Os promotores americanos afirmam que Maduro participou de uma conspiração para transportar milhares de toneladas de cocaína para os EUA, em conluio com autoridades venezuelanas, visando favorecer chefes do tráfico. Em audiência de formalização das acusações, em janeiro, Maduro declarou: “Eu não sou culpado.

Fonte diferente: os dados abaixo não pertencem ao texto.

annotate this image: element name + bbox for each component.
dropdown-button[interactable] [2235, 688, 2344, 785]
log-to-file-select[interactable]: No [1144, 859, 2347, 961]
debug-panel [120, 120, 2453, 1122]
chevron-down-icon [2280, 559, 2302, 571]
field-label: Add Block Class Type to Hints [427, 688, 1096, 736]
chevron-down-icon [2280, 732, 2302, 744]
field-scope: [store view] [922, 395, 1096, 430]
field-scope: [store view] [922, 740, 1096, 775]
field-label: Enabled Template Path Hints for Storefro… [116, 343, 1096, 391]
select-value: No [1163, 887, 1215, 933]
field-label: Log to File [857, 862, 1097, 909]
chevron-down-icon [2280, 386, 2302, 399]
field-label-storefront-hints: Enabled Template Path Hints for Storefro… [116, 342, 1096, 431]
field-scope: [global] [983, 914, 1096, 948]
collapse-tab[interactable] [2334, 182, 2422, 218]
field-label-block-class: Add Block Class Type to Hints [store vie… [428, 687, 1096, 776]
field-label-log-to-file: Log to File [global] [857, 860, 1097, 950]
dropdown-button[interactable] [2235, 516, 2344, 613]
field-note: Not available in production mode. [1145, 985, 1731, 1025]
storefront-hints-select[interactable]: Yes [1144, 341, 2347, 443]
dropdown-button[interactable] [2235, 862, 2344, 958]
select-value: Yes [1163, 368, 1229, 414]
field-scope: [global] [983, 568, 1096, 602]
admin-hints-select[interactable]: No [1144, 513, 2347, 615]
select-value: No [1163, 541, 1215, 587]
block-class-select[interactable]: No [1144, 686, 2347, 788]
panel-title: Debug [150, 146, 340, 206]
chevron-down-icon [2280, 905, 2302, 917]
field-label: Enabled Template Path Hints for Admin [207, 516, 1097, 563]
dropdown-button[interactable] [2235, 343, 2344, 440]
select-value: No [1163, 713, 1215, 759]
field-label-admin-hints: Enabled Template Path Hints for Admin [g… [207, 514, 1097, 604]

Sou um homem decente, o presidente constitucional do meu país”.
A defesa de Maduro, representada por Barry Pollack, espera contestar a legalidade da ação, que foi classificada pelo governo do então presidente Donald Trump como uma “operação cirúrgica de aplicação da lei”. A defesa alega que há questões jurídicas complexas que o tribunal deve analisar antes do início do julgamento.
Maduro e sua esposa não solicitaram liberdade sob fiança. O juiz Alvin K. Hellerstein ainda não estabeleceu a data do julgamento. Caso um júri conclua a participação na conspiração, ambos podem ser condenados à prisão perpétua.